HMRC has now published a technical note detailing the way it will deal with Income Tax in Scotland after the Scotland Bill received Royal Assent earlier this year.
As from April 2016, the Scottish Parliament will be able to set the income tax for Scottish taxpayers. The Act also allows new taxes to be created, and additional ones devolved, north of the border.
HMRC will peg the income tax rate at 10% below the rate in the rest of the UK. This means that a Scottish rate of 10% will equal the current rate, but if it is above or below 10%, Scottish taxpayers will pay a different rate to the rest of the UK.
In order to be classed as Scottish for income tax purposes, a taxpayer must have their primary residence in Scotland. This is simple enough for people with just one home, but if they have more than one residence it will be determined on where they have spent the most time in the relevant tax year.

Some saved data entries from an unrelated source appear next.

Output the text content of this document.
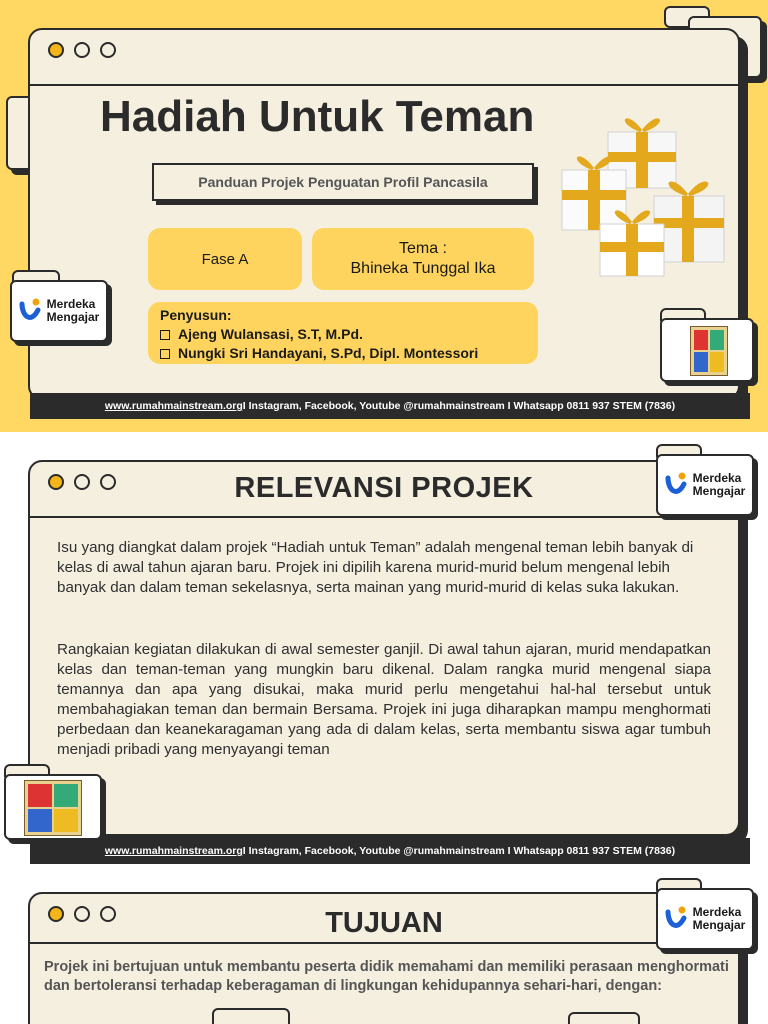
Hadiah Untuk Teman
Panduan Projek Penguatan Profil Pancasila
Fase A
Tema :
Bhineka Tunggal Ika
Penyusun:
Ajeng Wulansasi, S.T, M.Pd.
Nungki Sri Handayani, S.Pd, Dipl. Montessori
Merdeka
Mengajar
www.rumahmainstream.org I Instagram, Facebook, Youtube @rumahmainstream I Whatsapp 0811 937 STEM (7836)
RELEVANSI PROJEK	Merdeka
Mengajar

Isu yang diangkat dalam projek “Hadiah untuk Teman” adalah mengenal teman lebih banyak di kelas di awal tahun ajaran baru. Projek ini dipilih karena murid-murid belum mengenal lebih banyak dan dalam teman sekelasnya, serta mainan yang murid-murid di kelas suka lakukan.

Rangkaian kegiatan dilakukan di awal semester ganjil. Di awal tahun ajaran, murid mendapatkan kelas dan teman-teman yang mungkin baru dikenal. Dalam rangka murid mengenal siapa temannya dan apa yang disukai, maka murid perlu mengetahui hal-hal tersebut untuk membahagiakan teman dan bermain Bersama. Projek ini juga diharapkan mampu menghormati perbedaan dan keanekaragaman yang ada di dalam kelas, serta membantu siswa agar tumbuh menjadi pribadi yang menyayangi teman

www.rumahmainstream.org I Instagram, Facebook, Youtube @rumahmainstream I Whatsapp 0811 937 STEM (7836)
TUJUAN	Merdeka
Mengajar

Projek ini bertujuan untuk membantu peserta didik memahami dan memiliki perasaan menghormati dan bertoleransi terhadap keberagaman di lingkungan kehidupannya sehari-hari, dengan:
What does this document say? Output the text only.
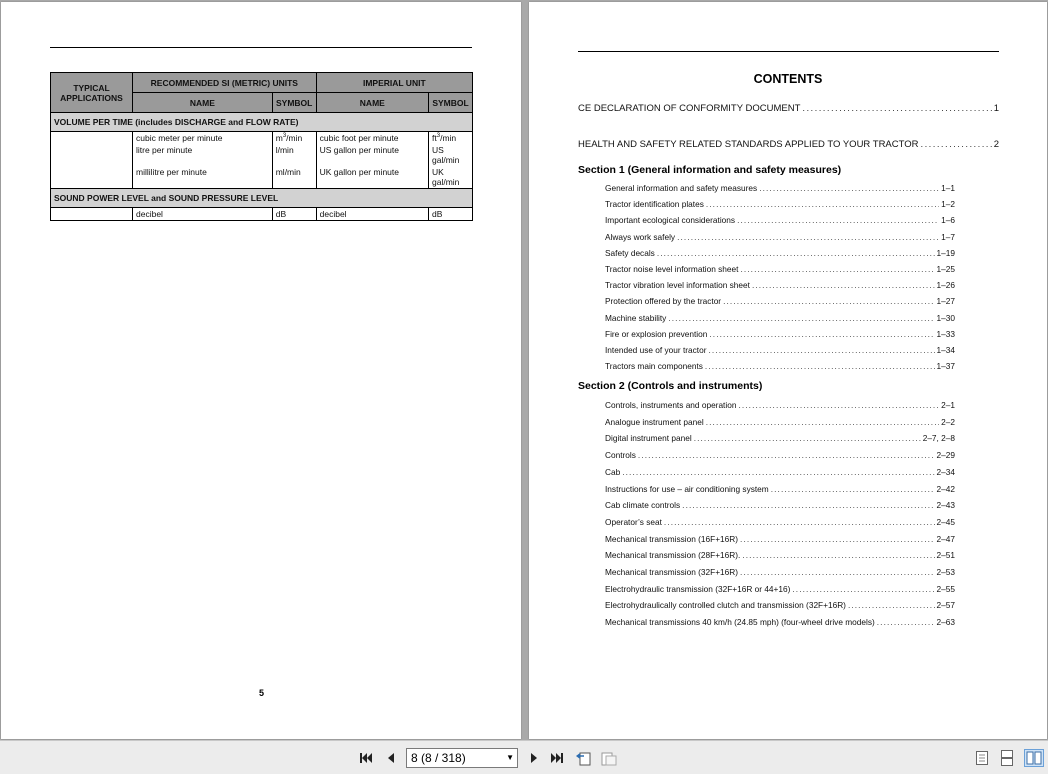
TYPICAL APPLICATIONS	RECOMMENDED SI (METRIC) UNITS		IMPERIAL UNIT	
	NAME	SYMBOL	NAME	SYMBOL
VOLUME PER TIME (includes DISCHARGE and FLOW RATE)				
	cubic meter per minute	$m^3/\min$	cubic foot per minute	$ft^3/\min$
	litre per minute	l/min	US gallon per minute	US gal/min
	millilitre per minute	ml/min	UK gallon per minute	UK gal/min
SOUND POWER LEVEL and SOUND PRESSURE LEVEL				
	decibel	dB	decibel	dB
5
CONTENTS
CE DECLARATION OF CONFORMITY DOCUMENT . . .	1
HEALTH AND SAFETY RELATED STANDARDS APPLIED TO YOUR TRACTOR . . .	2
Section 1 (General information and safety measures)
General information and safety measures . . .	1–1
Tractor identification plates . . .	1–2
Important ecological considerations . . .	1–6
Always work safely . . .	1–7
Safety decals . . .	1–19
Tractor noise level information sheet . . .	1–25
Tractor vibration level information sheet . . .	1–26
Protection offered by the tractor . . .	1–27
Machine stability . . .	1–30
Fire or explosion prevention . . .	1–33
Intended use of your tractor . . .	1–34
Tractors main components . . .	1–37
Section 2 (Controls and instruments)
Controls, instruments and operation . . .	2–1
Analogue instrument panel . . .	2–2
Digital instrument panel . . .	2–7, 2–8
Controls . . .	2–29
Cab . . .	2–34
Instructions for use – air conditioning system . . .	2–42
Cab climate controls . . .	2–43
Operator’s seat . . .	2–45
Mechanical transmission (16F+16R) . . .	2–47
Mechanical transmission (28F+16R). . . .	2–51
Mechanical transmission (32F+16R) . . .	2–53
Electrohydraulic transmission (32F+16R or 44+16) . . .	2–55
Electrohydraulically controlled clutch and transmission (32F+16R) . . .	2–57
Mechanical transmissions 40 km/h (24.85 mph) (four-wheel drive models) . . .	2–63
8 (8 / 318)	▼
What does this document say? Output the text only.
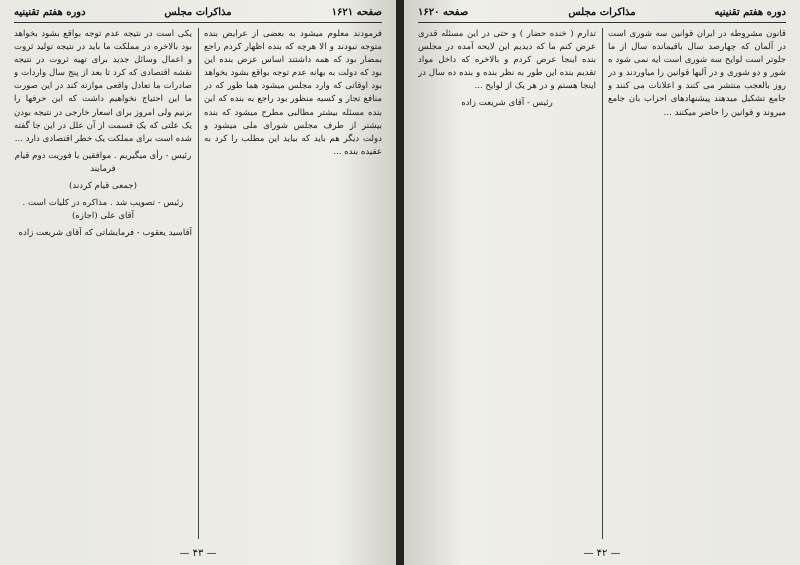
صفحه ۱۶۲۱
مذاکرات مجلس
دوره هفتم تقنینیه

فرمودند معلوم میشود به بعضی از عرایض بنده متوجه نبودند و الا هرچه که بنده اظهار کردم راجع بمضار بود که همه داشتند اساس عرض بنده این بود که دولت به بهانه عدم توجه بواقع بشود بخواهد بود اوقاتی که وارد مجلس میشود هما طور که در منافع تجار و کسبه منظور بود راجع به بنده که این بنده مسئله بیشتر مطالبی مطرح میشود که بنده بیشتر از طرف مجلس شورای ملی میشود و دولت دیگر هم باید که بیاید این مطلب را کرد به عقیده بنده ...

یکی است در نتیجه عدم توجه بواقع بشود بخواهد بود بالاخره در مملکت ما باید در نتیجه تولید ثروت و اعمال وسائل جدید برای تهیه ثروت در نتیجه نقشه اقتصادی که کرد تا بعد از پنج سال واردات و صادرات ما تعادل واقعی موازنه کند در این صورت ما این احتیاج نخواهیم داشت که این حرفها را بزنیم ولی امروز برای اسعار خارجی در نتیجه بودن یک علتی که یک قسمت از آن علل در این جا گفته شده است برای مملکت یک خطر اقتصادی دارد ...

رئیس - رأی میگیریم . موافقین با فوریت دوم قیام فرمایند

(جمعی قیام کردند)

رئیس - تصویب شد . مذاکره در کلیات است . آقای علی (اجازه)

آقاسید یعقوب - فرمایشاتی که آقای شریعت زاده

— ۴۳ —
دوره هفتم تقنینیه
مذاکرات مجلس
صفحه ۱۶۲۰

قانون مشروطه در ایران قوانین سه شوری است در آلمان که چهارصد سال باقیمانده سال از ما جلوتر است لوایح سه شوری است ایه نمی شود ه شور و دو شوری و در آلیها قوانین را میاوردند و در روز بالعجب منتشر می کنند و اعلانات می کنند و جامع تشکیل میدهند پیشنهادهای احزاب بان جامع میروند و قوانین را حاضر میکنند ...

تدارم ( خنده حضار ) و حتی در این مسئله قدری عرض کنم ما که دیدیم این لایحه آمده در مجلس بنده اینجا عرض کردم و بالاخره که داخل مواد تقدیم بنده این طور به نظر بنده و بنده ده سال در اینجا هستم و در هر یک از لوایح ...

رئیس - آقای شریعت زاده

— ۴۲ —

It sounds simple enough, but such a system could be open to abuse. Obviously if the Scottish rate is set lower than that in the rest of the UK, taxpayers will be happy to have their main residence north of the border. But what happens if it is higher, not lower?
Will thousands of Scots leave Edinburgh to go and live in border towns like Berwick to escape the higher rate of tax in Scotland?
It will be interesting to see what happens when the Scottish government does start setting its own tax rate. They may not find it is not as straightforward as they had hoped!